The collected missives—a mixture of high-level business negotiations, discussions between managers and their spouses about holiday plans, and many, many requests to be unsubscribed from mailing lists—formed part of the evidence that led FERC to conclude the company had in fact engaged in illegal price manipulation, and the US Department of Justice to press criminal charges against former CEOs Kenneth Lay and Jeff Skilling.
After its investigation, the commission determined the emails were in the public’s interest and dumped them on a website.
Though ostensibly for research and academic use, the trove was so messy and unwieldy that it was effectively useless—until an MIT computer science professor named Leslie Kaelbling bought the data for $10,000 and handed it over to colleagues who cleaned it up, took out duplicates, organized the remaining 200,000 messages into folders, and released it into the world.

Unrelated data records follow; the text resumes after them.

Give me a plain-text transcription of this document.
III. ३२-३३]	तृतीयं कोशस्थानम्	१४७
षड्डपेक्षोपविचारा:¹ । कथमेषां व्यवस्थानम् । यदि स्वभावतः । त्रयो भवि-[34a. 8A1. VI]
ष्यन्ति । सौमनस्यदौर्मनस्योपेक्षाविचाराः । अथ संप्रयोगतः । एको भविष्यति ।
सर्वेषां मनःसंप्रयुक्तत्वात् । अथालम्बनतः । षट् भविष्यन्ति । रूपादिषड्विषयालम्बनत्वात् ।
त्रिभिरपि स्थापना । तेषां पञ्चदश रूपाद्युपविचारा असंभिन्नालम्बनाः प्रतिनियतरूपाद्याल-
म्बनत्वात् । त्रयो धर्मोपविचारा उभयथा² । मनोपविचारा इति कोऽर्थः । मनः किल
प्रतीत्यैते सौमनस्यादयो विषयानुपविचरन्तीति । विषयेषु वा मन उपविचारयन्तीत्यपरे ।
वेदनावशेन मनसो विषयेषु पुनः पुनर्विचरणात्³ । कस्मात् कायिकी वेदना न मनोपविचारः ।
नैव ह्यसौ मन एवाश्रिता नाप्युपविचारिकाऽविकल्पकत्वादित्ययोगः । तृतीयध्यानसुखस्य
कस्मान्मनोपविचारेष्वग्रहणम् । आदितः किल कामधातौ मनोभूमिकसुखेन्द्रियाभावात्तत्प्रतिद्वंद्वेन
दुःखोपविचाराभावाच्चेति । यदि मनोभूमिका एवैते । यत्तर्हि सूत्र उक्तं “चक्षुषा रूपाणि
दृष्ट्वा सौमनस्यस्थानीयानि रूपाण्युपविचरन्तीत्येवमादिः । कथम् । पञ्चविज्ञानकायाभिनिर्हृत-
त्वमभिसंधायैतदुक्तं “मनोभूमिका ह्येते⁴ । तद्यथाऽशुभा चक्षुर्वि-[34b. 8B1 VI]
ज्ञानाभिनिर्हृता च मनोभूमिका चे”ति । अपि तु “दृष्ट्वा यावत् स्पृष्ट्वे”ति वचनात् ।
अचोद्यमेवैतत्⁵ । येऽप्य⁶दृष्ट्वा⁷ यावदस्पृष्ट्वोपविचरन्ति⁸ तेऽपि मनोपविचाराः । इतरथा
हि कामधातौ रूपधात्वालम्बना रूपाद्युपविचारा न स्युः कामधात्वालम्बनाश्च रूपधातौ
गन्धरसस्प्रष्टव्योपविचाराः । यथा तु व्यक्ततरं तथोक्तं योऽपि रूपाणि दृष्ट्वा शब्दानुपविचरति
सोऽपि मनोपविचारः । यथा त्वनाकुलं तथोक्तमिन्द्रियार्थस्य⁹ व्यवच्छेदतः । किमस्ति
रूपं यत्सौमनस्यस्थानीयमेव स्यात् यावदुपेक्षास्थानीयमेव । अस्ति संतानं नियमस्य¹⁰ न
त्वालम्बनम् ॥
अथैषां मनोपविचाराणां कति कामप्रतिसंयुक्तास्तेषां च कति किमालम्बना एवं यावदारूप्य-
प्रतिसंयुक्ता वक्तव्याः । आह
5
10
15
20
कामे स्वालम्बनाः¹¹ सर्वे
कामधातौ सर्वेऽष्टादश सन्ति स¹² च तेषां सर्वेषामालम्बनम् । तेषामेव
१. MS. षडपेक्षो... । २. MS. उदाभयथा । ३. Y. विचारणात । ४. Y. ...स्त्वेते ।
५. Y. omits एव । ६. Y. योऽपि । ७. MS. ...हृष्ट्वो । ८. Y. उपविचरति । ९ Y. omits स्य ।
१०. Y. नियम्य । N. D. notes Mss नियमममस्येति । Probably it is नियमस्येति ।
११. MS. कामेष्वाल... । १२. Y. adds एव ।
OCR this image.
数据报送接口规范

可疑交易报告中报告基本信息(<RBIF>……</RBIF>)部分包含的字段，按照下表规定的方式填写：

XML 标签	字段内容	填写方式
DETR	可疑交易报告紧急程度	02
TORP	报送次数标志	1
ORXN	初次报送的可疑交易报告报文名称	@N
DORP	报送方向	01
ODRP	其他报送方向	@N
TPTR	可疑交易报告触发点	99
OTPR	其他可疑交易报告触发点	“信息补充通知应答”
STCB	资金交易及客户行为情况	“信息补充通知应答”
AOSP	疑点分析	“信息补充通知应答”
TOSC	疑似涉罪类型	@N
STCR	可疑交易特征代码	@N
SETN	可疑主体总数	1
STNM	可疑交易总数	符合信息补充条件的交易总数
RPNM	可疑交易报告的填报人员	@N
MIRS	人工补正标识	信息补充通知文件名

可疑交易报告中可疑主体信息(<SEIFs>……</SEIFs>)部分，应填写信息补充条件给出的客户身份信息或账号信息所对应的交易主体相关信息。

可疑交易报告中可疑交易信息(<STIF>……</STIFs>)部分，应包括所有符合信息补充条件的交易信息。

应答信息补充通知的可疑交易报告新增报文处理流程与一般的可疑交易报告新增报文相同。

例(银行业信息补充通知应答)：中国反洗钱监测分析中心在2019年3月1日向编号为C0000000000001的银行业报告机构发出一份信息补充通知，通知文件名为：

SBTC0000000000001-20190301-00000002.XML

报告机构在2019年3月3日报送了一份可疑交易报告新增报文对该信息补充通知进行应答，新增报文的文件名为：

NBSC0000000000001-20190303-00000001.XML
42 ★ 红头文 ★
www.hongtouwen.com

“What was weird was that the data itself was in the public domain, but we still had to pay a company for the service of giving it to us on a disk,” Kaelbling said. “After that, we just gave it away for free.”
If Enron went down for defrauding the public, the company has unwittingly repaid a small part of its debt to society through the gift of its emails.
The Enron Corpus, as the collection is known, has been used in more than 100 projects since that research team presented it to the public in 2004. As the biggest public collection of natural written language in an organizational setting, it has been used to study everything from statistics to artificial intelligence to email attachment habits. An online art project by two Brooklyn artists will send every single one of the emails to your personal inbox, a process which (depending on the frequency of emails you request) will take anywhere from seven days to seven years.
Making all this data public has had the benefit of allowing all kinds of research into corporate behavior that just wouldn’t be possible without it. The downside is that as these emails are used as training data for artificial intelligence projects – the Enron Corpus was the training set used for the prototype of Gmail’s “smart compose” feature, though not its final version – they represent a small and atypical slice of society. That’s an entry point for bias to creep into algorithms and other automated processes. I’m sure there’s plenty more to be done with and learned from the Enron Corpus. We just shouldn’t consider it to be the be-all and end-all of how people communicate.
(I found this story while doing a Google news search on Jeff Skilling following the news of his release. So credit the Enron Corpus for finding a way to spread the word about itself, too.)